企業が従業員をオフィスに戻そうという計画を立てているなか、人事担当者らの頭を悩ませる問題がある。チームにとって一番いい働き方モデルとはどのようなものか、という課題だ。
SpotifyやZillow(米オンライン不動産データベース運営会社)などは、従業員がどこででも仕事ができるハイブリッド型の勤務体系に力を入れている。一方、JPモルガンのジェームズ・ダイモンCEOは、10月までにすべての従業員をマスク着用のうえオフィスに戻したいと考えている。
従業員をオフィス勤務に戻す場合、企業はそのやり方に十分注意する必要がある。従業員を強制的にオフィス勤務に戻そうとすると、企業の労働力の39%が失われる可能性があることが、調査・助言を行うアメリカの会社ガートナーの最新報告で明らかになった。
しかし同社の報告によると、オフィスは残しつつ在宅勤務をするというやり方も、従業員にとっては機能していないことも明らかとなった。
ガートナーの調査では、従業員が在宅またはハイブリッド型の勤務を始めたときに失われる一貫性(継続して仕事を完成させられる環境)、可視性(いろいろなことが見えやすいこと)、セレンディピティ(思いがけない偶然や発見)に注目している。
また、オフィス勤務とのこうしたギャップを埋めようとして人事担当者やマネジメント層がよくとる戦略は、問題を悪化させている傾向があることも分かった。この点に関して、ガートナーの人事プラクティス担当ディレクター、ジェローム・マコウィアックは次のように述べている。
「組織はこれまで、自分たちが知っている知識を何とか活かして問題に対処しようとしてきましたが、オフィス勤務での方針をハイブリッド型勤務にただ当てはめるより、古い習慣はいったん捨てて、働き方について根本的なところを考え直す必要があります」
本稿ではガートナーのレポートの中から、すべての人事担当者が、従業員をオフィス勤務へ戻す決定をする前に確認すべき点について書かれた3つのスライドをピックアップして紹介する。
(出所)ガートナー
従業員は現在の労働環境に疲れ切っている。
この調査では、会議の増加、オフラインだった仕事がオンラインへ移ったこと、仕事を監視されていることなどが、従業員の疲労を増幅させる主な要因であることが分かった。
(出所)ガートナー
燃え尽き症候群は、こうした疲労の大きな原因だ。Spotify、TIAA(米大手金融サービス)、フェイスブックなどが採用しているハイブリッド型の勤務体系は、柔軟性を受け入れる未来を予感させるが、適切に運用しなければ必ずしも良い結果につながるとは限らない。
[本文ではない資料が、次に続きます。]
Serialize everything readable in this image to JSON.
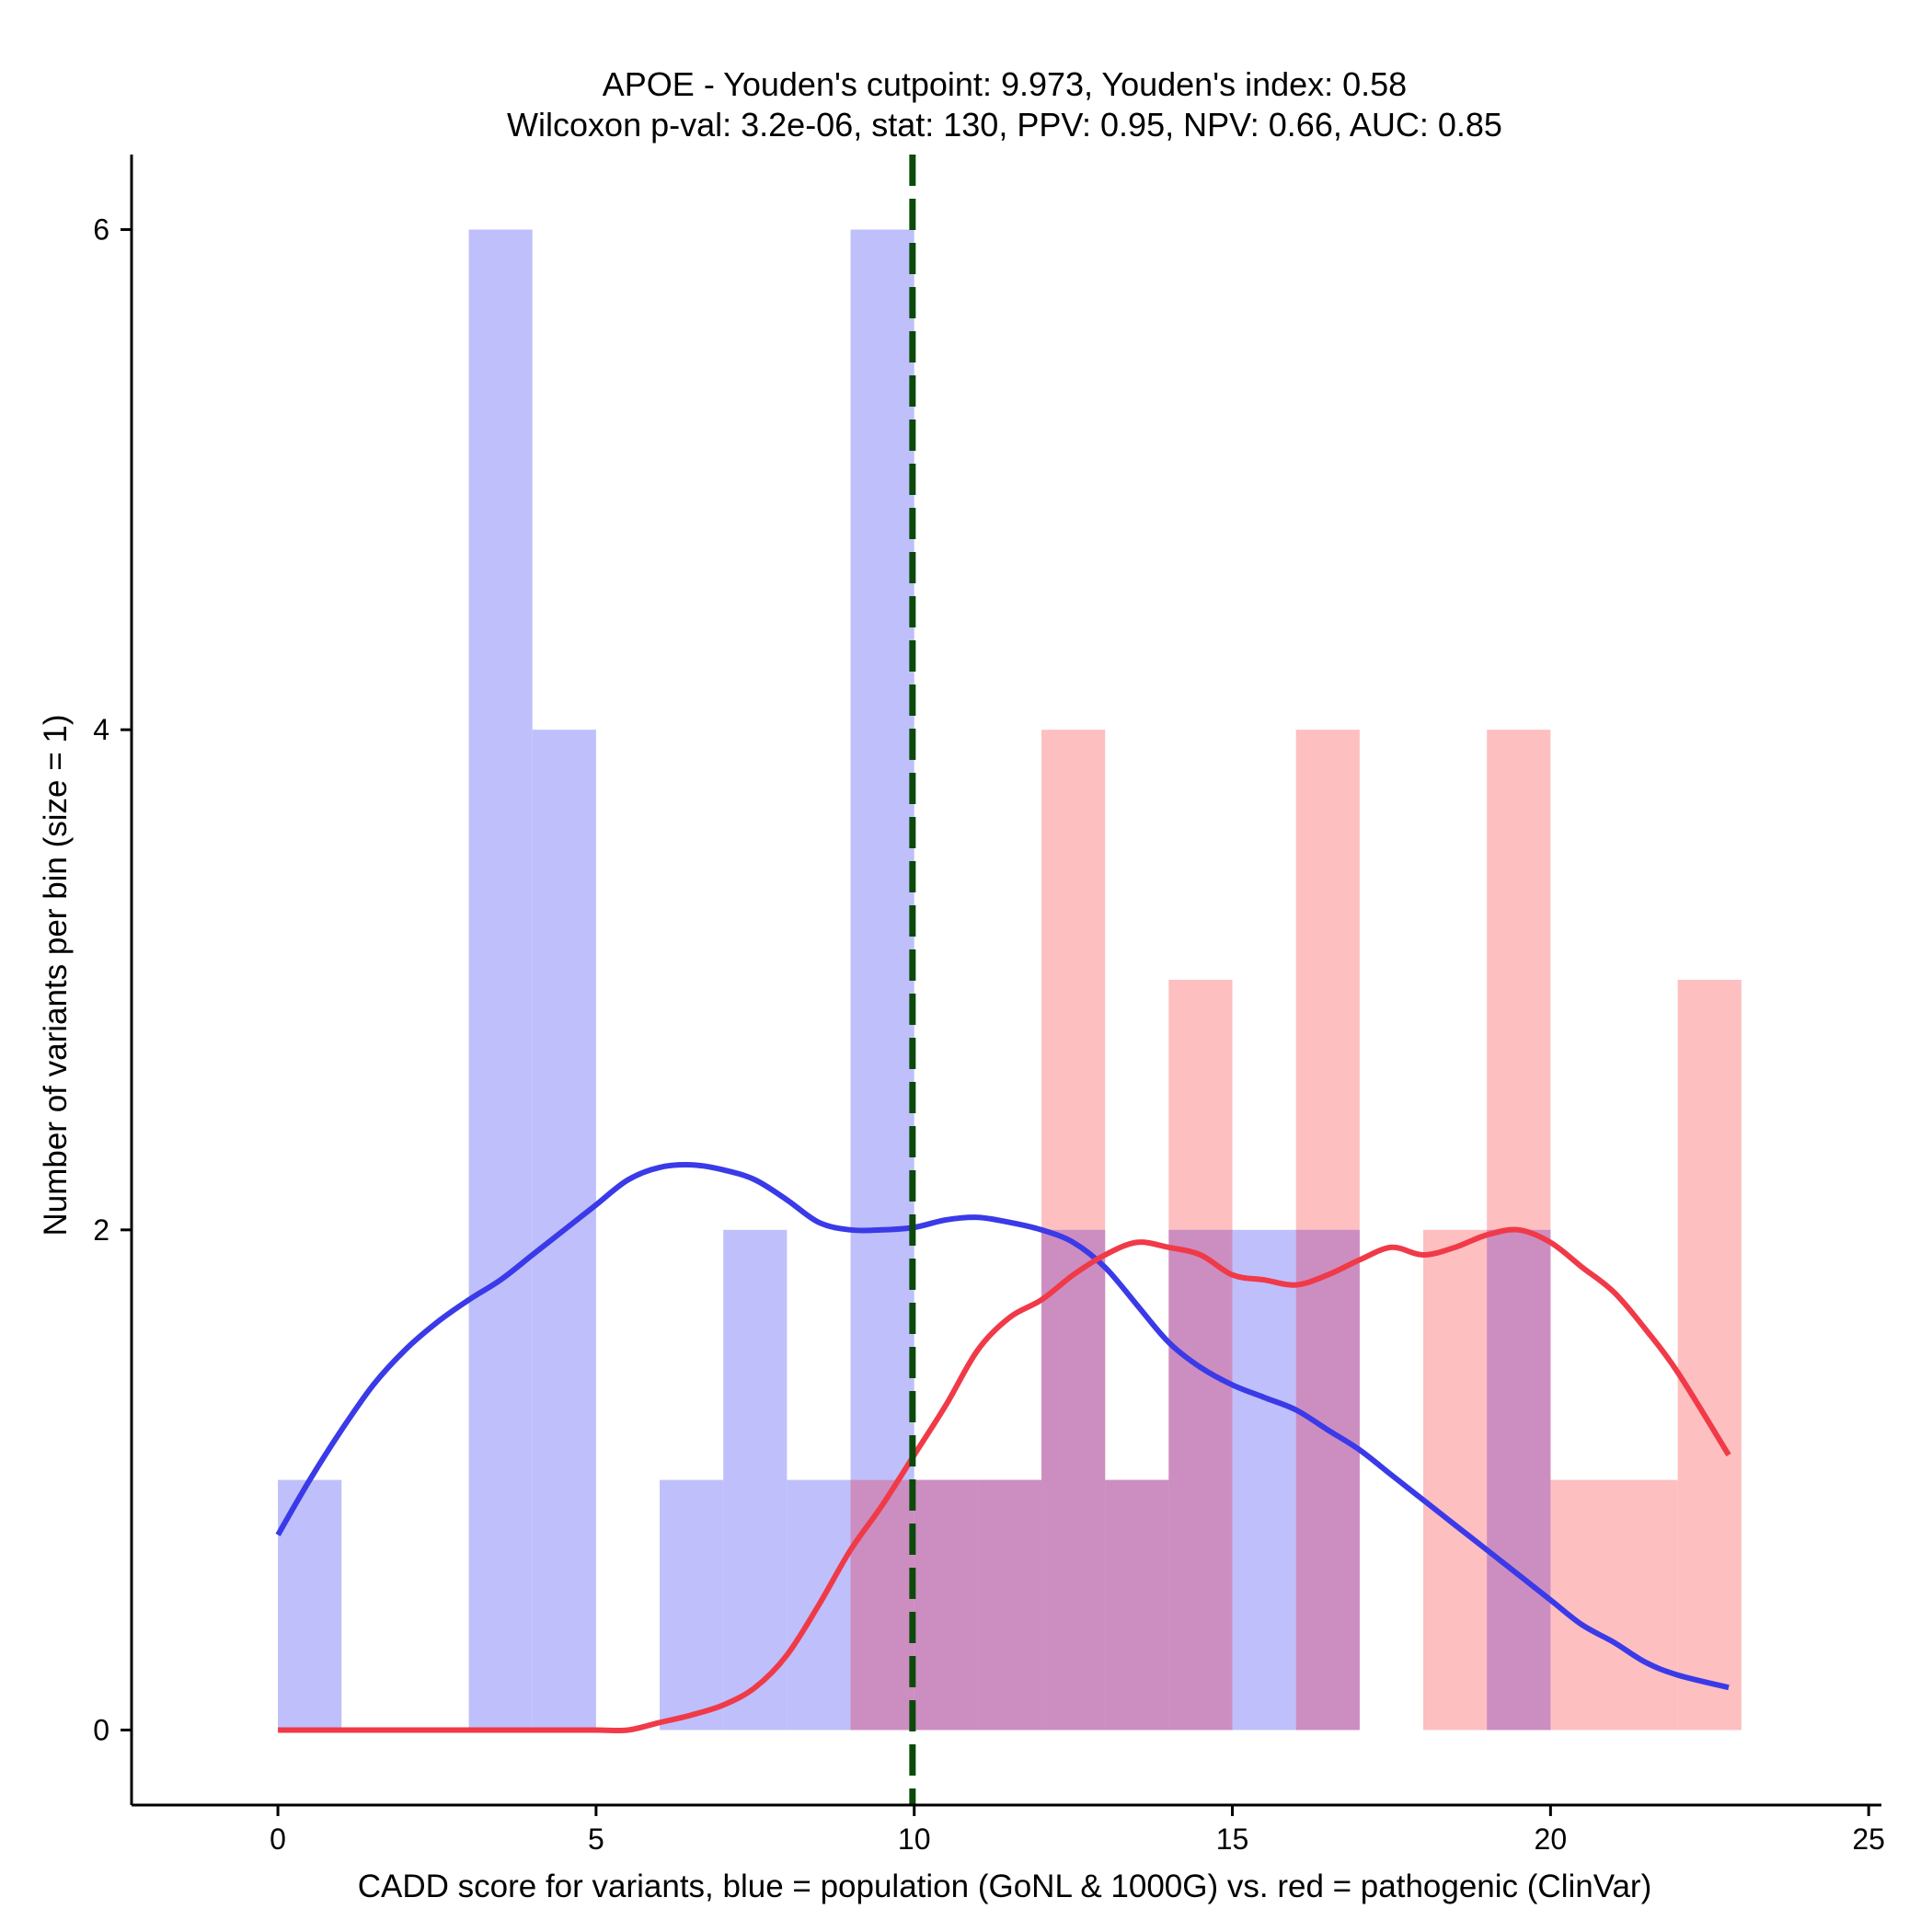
{
  "chart_data": {
    "type": "histogram",
    "title_line1": "APOE - Youden's cutpoint: 9.973, Youden's index: 0.58",
    "title_line2": "Wilcoxon p-val: 3.2e-06, stat: 130, PPV: 0.95, NPV: 0.66, AUC: 0.85",
    "xlabel": "CADD score for variants, blue = population (GoNL & 1000G) vs. red = pathogenic (ClinVar)",
    "ylabel": "Number of variants per bin (size = 1)",
    "xlim": [
      -2.3,
      25.2
    ],
    "ylim": [
      -0.3,
      6.3
    ],
    "x_ticks": [
      0,
      5,
      10,
      15,
      20,
      25
    ],
    "y_ticks": [
      0,
      2,
      4,
      6
    ],
    "bin_size": 1,
    "cutpoint": 9.973,
    "colors": {
      "population_bar": "#bfbffb",
      "pathogenic_bar": "#fdbfc0",
      "overlap_bar": "#cc8ec1",
      "population_line": "#3a3ae8",
      "pathogenic_line": "#f03a48",
      "cutpoint_line": "#0b4a0b"
    },
    "series": [
      {
        "name": "population",
        "bin_starts": [
          0,
          3,
          4,
          6,
          7,
          8,
          9,
          10,
          11,
          12,
          13,
          14,
          15,
          16,
          17,
          18,
          19
        ],
        "counts": [
          1,
          6,
          4,
          1,
          2,
          1,
          6,
          1,
          1,
          2,
          1,
          2,
          2,
          2,
          0,
          0,
          2
        ]
      },
      {
        "name": "pathogenic",
        "bin_starts": [
          9,
          10,
          11,
          12,
          13,
          14,
          15,
          16,
          17,
          18,
          19,
          20,
          21,
          22
        ],
        "counts": [
          1,
          1,
          1,
          4,
          1,
          3,
          0,
          4,
          0,
          2,
          4,
          1,
          1,
          3
        ]
      }
    ],
    "density_curves": [
      {
        "name": "population",
        "x": [
          0,
          0.5,
          1,
          1.5,
          2,
          2.5,
          3,
          3.5,
          4,
          4.5,
          5,
          5.5,
          6,
          6.5,
          7,
          7.5,
          8,
          8.5,
          9,
          9.5,
          10,
          10.5,
          11,
          11.5,
          12,
          12.5,
          13,
          13.5,
          14,
          14.5,
          15,
          15.5,
          16,
          16.5,
          17,
          17.5,
          18,
          18.5,
          19,
          19.5,
          20,
          20.5,
          21,
          21.5,
          22,
          22.8
        ],
        "y": [
          0.78,
          1.0,
          1.2,
          1.38,
          1.52,
          1.63,
          1.72,
          1.8,
          1.9,
          2.0,
          2.1,
          2.2,
          2.25,
          2.26,
          2.24,
          2.2,
          2.12,
          2.03,
          2.0,
          2.0,
          2.01,
          2.04,
          2.05,
          2.03,
          2.0,
          1.95,
          1.85,
          1.7,
          1.55,
          1.45,
          1.38,
          1.33,
          1.28,
          1.2,
          1.12,
          1.02,
          0.92,
          0.82,
          0.72,
          0.62,
          0.52,
          0.42,
          0.35,
          0.27,
          0.22,
          0.17
        ]
      },
      {
        "name": "pathogenic",
        "x": [
          0,
          1,
          2,
          3,
          4,
          5,
          5.5,
          6,
          6.5,
          7,
          7.5,
          8,
          8.5,
          9,
          9.5,
          10,
          10.5,
          11,
          11.5,
          12,
          12.5,
          13,
          13.5,
          14,
          14.5,
          15,
          15.5,
          16,
          16.5,
          17,
          17.5,
          18,
          18.5,
          19,
          19.5,
          20,
          20.5,
          21,
          21.5,
          22,
          22.8
        ],
        "y": [
          0,
          0,
          0,
          0,
          0,
          0,
          0,
          0.03,
          0.06,
          0.1,
          0.17,
          0.3,
          0.5,
          0.72,
          0.9,
          1.1,
          1.3,
          1.52,
          1.65,
          1.72,
          1.82,
          1.9,
          1.95,
          1.93,
          1.9,
          1.82,
          1.8,
          1.78,
          1.82,
          1.88,
          1.93,
          1.9,
          1.93,
          1.98,
          2.0,
          1.95,
          1.85,
          1.75,
          1.6,
          1.43,
          1.1
        ]
      }
    ]
  }
}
燃え尽き症候群の増加は、同じ職場に留まる意向、従業員の参画度、自発的に働く積極性、革新的な活動に悪影響を及ぼす可能性があるとガートナーは強調する。
(出所)ガートナー
会議、コラボレーション、生産性のマネジメントの仕方を構造的・戦略的に見直す必要がある、とガートナーは伝えている。
そのためには、仕事の進め方を見直し、勤務時間に柔軟性を持たせることが必要だと、この調査は述べている。このような人中心の働き方にシフトすることで、疲労を軽減し、スムーズなコラボレーションを可能にし、従業員が同じ職場に留まる意向を強めることになるだろう。